The 5K was part of an annual Irish-themed festival, known as St. Paddy’s on Main, which also included a color run, pet parade, food vendors and games for kids.
A strong, cold breeze greeted the runners and walkers as the horn told the crowded field to move out as fast as its collective legs could carry it.
Betty Brown, a walker, was clad in a green jacket, green hat adorned with a clover and a checkered green scarf.
“It feels good at 81, it’s good to be anywhere, something to be thankful for,” Brown said before the race.
The winner of the race, Kayd Hightower, 16, a sophomore at White Plains High School was glad to finish as he had recently recovered from an injury.
“I did good, it was my first race back from my hip injury, so pretty proud of it. I wanted to try to get under 20 minutes,” Hightower said. His time was 20:22 despite the relentless wind and small hills along the way.
Longtime runner Nancy Grace from Anniston said it was her 37th year to run. Her critique of the race looked at the positive side of grueling course.
“Well, it’s kind of tough, has a lot of hills but it was beautiful out in the country roads and around the lakes,” Grace said.
“I love it, the wind is really rough but I run a lot better in the cold weather than I do in the hot,” she said.
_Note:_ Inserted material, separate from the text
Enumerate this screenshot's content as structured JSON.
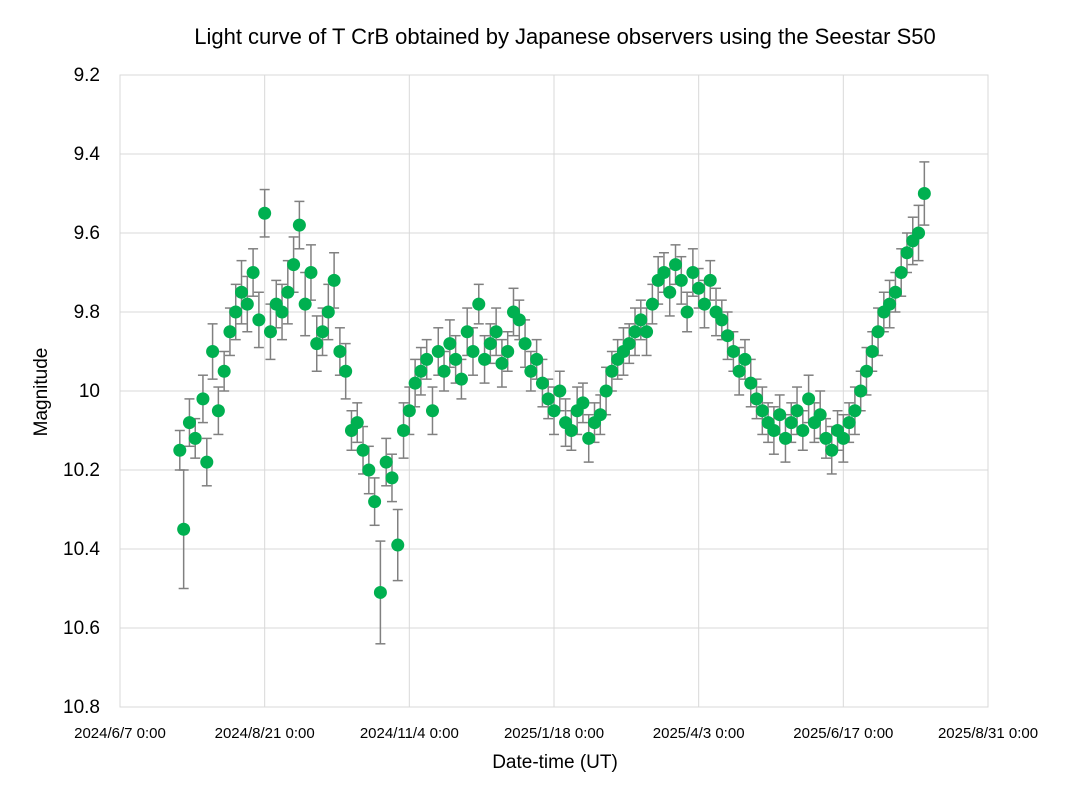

Grace said she is looking forward to next month, when she will run in a 15K race on April 6, the day after she turns 80 years old.
Danny Henderson, 35, trotted over the finish line at the 24-minute mark wearing a green tutu and a T-shirt which read “Prone to Shenanigans.”
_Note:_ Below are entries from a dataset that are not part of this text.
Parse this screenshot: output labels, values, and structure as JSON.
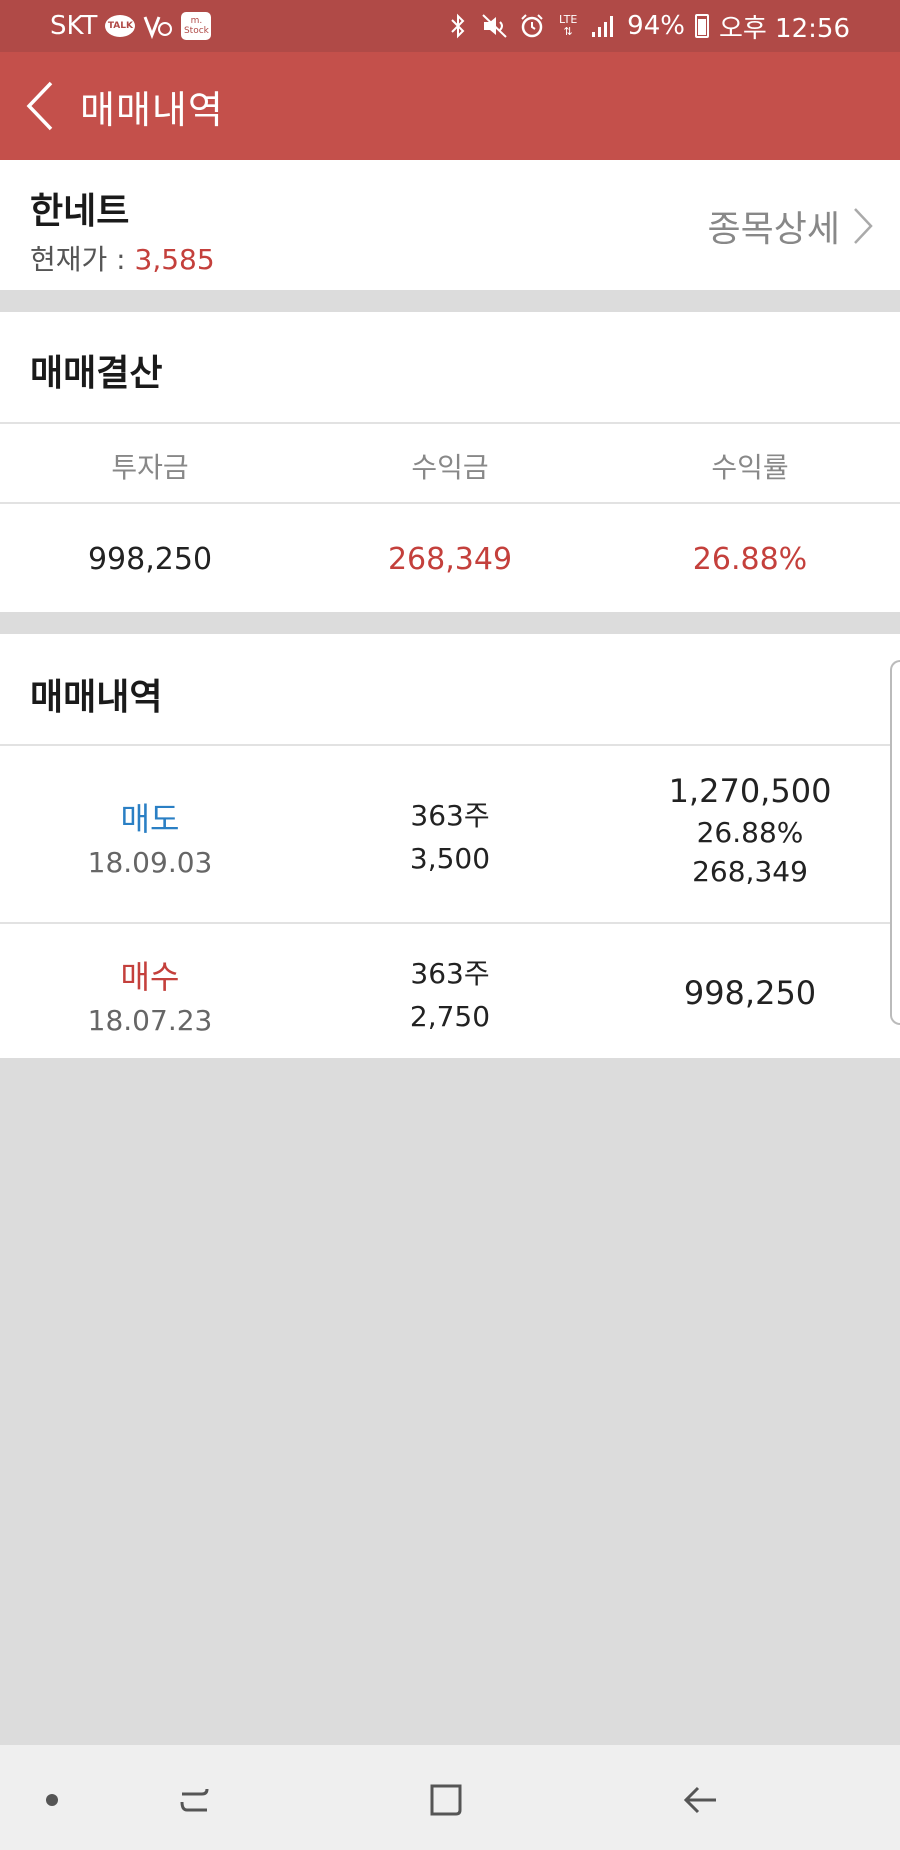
{
  "status_bar": {
    "carrier": "SKT",
    "talk_badge": "TALK",
    "mstock_badge": "m.\nStock",
    "network": "LTE",
    "battery": "94%",
    "time": "오후 12:56"
  },
  "app_bar": {
    "title": "매매내역"
  },
  "stock": {
    "name": "한네트",
    "price_label": "현재가 : ",
    "price_value": "3,585",
    "detail_link": "종목상세"
  },
  "settlement": {
    "title": "매매결산",
    "headers": [
      "투자금",
      "수익금",
      "수익률"
    ],
    "values": [
      "998,250",
      "268,349",
      "26.88%"
    ]
  },
  "history": {
    "title": "매매내역",
    "rows": [
      {
        "type": "매도",
        "date": "18.09.03",
        "shares": "363주",
        "price": "3,500",
        "amount": "1,270,500",
        "return_rate": "26.88%",
        "profit": "268,349"
      },
      {
        "type": "매수",
        "date": "18.07.23",
        "shares": "363주",
        "price": "2,750",
        "amount": "998,250"
      }
    ]
  },
  "colors": {
    "header_red": "#c4504b",
    "status_red": "#b04a47",
    "gain_red": "#c4403c",
    "sell_blue": "#2a7fc4"
  }
}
“It was enjoyable, plenty of looks,” Henderson said after the race.
After the awards were given out for the 5K, a colorful one-mile fun run was held. There were several stations where volunteers doused runners and walkers with copious amounts of colored powder which swirled about in the strong breeze.
Heflin City Clerk Shane Smith was one of the volunteers blasting participants with the sticky, multi-colored powder, but the tables were turned when several kids ambushed Smith, who temporarily disappeared into a cloud of turquoise.
“Loved seeing them all laugh and smile, that’s what this event is about to create community pride and just great fun,” Smith said.
The kids declared victory by raising their arms and laughing.
At noon a pet parade began behind City Hall and meandered along Ross Street. It featured more than 50 decorated pets, including at least one goat. Mayor Rudy Rooks was part of the procession, too.
“It’s so much better than last year. It’s a little bit cool, wind’s blowing but it’s not raining,” Rooks said.